Escuché la risa contenida, esa que usaba cuando pretendía no sentirse afectado.

—De ambos, tal vez. El director quiere que revisemos juntos el caso de Lim Thanapat, el paciente de cardiopatía congénita.

—Entonces hablemos del paciente, no de ti.

Él se sentó frente a mí, dejando caer el expediente sobre mi escritorio.

—Curioso —dijo mientras lo abría—. Pensé que después de tantos años ibas a dejar de tratarme como si fuera un estudiante torpe.

—No eres torpe, Christopher. Solo… irresponsable —repliqué, marcando unas notas en el informe—. Siempre lo fuiste.

—¿Irresponsable? —arqueó una ceja—. ¿Por enamorarme de la persona equivocada?

Mi pluma se detuvo a medio trazo.

—No empieces.

—Oh, Nam. —Su voz bajó un tono—. Evelyn solía llamarte “mi brújula”. ¿Todavía te duele escuchar su nombre?

Sentí el aire escapar de mis pulmones.

—Tú no tienes derecho a mencionarla.

—¿No? —Se inclinó hacia adelante—. Ella también fue mi error, pero al menos yo no la idealicé.

—Cállate, Christopher.

—¿Por qué? —Su sonrisa se volvió cortante—. ¿Porque te recuerda que no todo se puede controlar con un bisturí? ¿O porque temes que la historia se repita con tu nueva amiga?

Mi mirada se clavó en la suya.

—¿Qué estás insinuando?

—Nada. Solo digo que Jenny parece… interesante. Me pregunto si también caerá rendida ante ese aire tuyo de heroína trágica. —Dejó que su voz se deslizara, venenosa—. Tal vez debería averiguarlo.

El sonido de mis dedos golpeando el escritorio rompió el silencio.

—No te atrevas a acercarte a ella.

—¿Y si lo hago? —preguntó con un tono que mezclaba burla y desafío.

Me levanté, conteniendo la rabia.

—Te lo advierto, Christopher. No te atrevas.

Y justo entonces, escuché una voz desde la entrada de mi oficina.
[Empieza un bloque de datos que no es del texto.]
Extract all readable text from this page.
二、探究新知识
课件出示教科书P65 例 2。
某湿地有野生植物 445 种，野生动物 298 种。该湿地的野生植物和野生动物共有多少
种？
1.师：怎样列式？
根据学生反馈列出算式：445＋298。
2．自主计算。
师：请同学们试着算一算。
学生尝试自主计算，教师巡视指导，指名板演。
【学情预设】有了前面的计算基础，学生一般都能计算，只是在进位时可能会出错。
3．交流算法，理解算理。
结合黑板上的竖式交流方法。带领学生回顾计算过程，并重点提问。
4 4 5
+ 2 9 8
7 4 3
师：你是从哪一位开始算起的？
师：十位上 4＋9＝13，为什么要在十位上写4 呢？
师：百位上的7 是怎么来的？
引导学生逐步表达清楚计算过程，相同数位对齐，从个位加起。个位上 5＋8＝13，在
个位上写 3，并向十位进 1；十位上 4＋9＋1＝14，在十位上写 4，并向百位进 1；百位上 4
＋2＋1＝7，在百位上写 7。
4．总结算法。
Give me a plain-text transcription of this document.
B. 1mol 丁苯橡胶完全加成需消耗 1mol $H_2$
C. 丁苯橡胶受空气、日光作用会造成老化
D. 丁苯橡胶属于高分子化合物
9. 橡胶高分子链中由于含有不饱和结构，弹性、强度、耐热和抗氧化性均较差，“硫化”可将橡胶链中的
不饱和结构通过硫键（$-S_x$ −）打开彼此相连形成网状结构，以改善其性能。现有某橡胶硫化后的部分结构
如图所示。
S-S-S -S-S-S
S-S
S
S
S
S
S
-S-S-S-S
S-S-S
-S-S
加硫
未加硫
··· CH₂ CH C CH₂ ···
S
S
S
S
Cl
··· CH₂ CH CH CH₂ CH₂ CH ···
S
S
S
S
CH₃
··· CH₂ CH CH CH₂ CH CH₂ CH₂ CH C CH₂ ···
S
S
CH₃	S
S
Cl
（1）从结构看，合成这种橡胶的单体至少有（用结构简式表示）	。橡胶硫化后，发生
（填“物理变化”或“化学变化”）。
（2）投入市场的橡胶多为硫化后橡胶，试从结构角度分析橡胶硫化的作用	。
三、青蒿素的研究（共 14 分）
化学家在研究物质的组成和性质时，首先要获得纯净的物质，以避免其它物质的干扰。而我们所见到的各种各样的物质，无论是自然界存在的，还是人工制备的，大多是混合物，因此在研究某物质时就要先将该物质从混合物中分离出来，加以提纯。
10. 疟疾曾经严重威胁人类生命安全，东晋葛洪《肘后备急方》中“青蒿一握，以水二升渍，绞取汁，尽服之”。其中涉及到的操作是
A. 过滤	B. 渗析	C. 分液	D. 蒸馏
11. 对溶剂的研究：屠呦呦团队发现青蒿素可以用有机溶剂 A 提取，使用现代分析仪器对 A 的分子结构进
—¿A quién no debe acercarse?

El corazón se me heló.

Jenny estaba de pie en la puerta, con el ceño fruncido y los labios apretados.

Christopher se volvió hacia ella con una sonrisa impecable, como si la escena no tuviera nada de extraño.

—Ah, Jenny, ¿verdad? —dijo con su tono encantador—. Estábamos hablando justamente de ti. Qué coincidencia.

Jenny parpadeó, desconcertada, mirando de él a mí.

—¿De mí? ¿Por qué?

Yo iba a responder, pero Christopher se adelantó.

—Solo discutíamos sobre… límites profesionales. Ya sabes, el tipo de cosas que la doctora Manopakorn se toma demasiado en serio.

—Christopher —advertí.

—Tranquila, Nam. —Se levantó, ajustándose la bata con calma—. No diré nada inapropiado.

Me miró de nuevo, con esa chispa cruel en los ojos.

—Nos vemos luego. Y tranquila… no pienso tocar lo que ya está roto.

Salió sin una pizca de remordimiento, dejando la puerta entreabierta y un vacío en el aire.

Jenny la cerró detrás de él y se cruzó de brazos.

—¿Quieres explicarme qué acaba de pasar?

Me llevé una mano al puente de la nariz, tratando de recuperar el control.

—No fue nada importante.

—No mientas, Nam. —Su voz sonaba herida, pero firme—. Lo vi. Hay algo entre ustedes.

—No hay nada —dije, demasiado rápido.

Jenny me observó en silencio. Tenía esa mirada que parecía ver a través de las capas, una mezcla de curiosidad y vulnerabilidad que me desarmaba.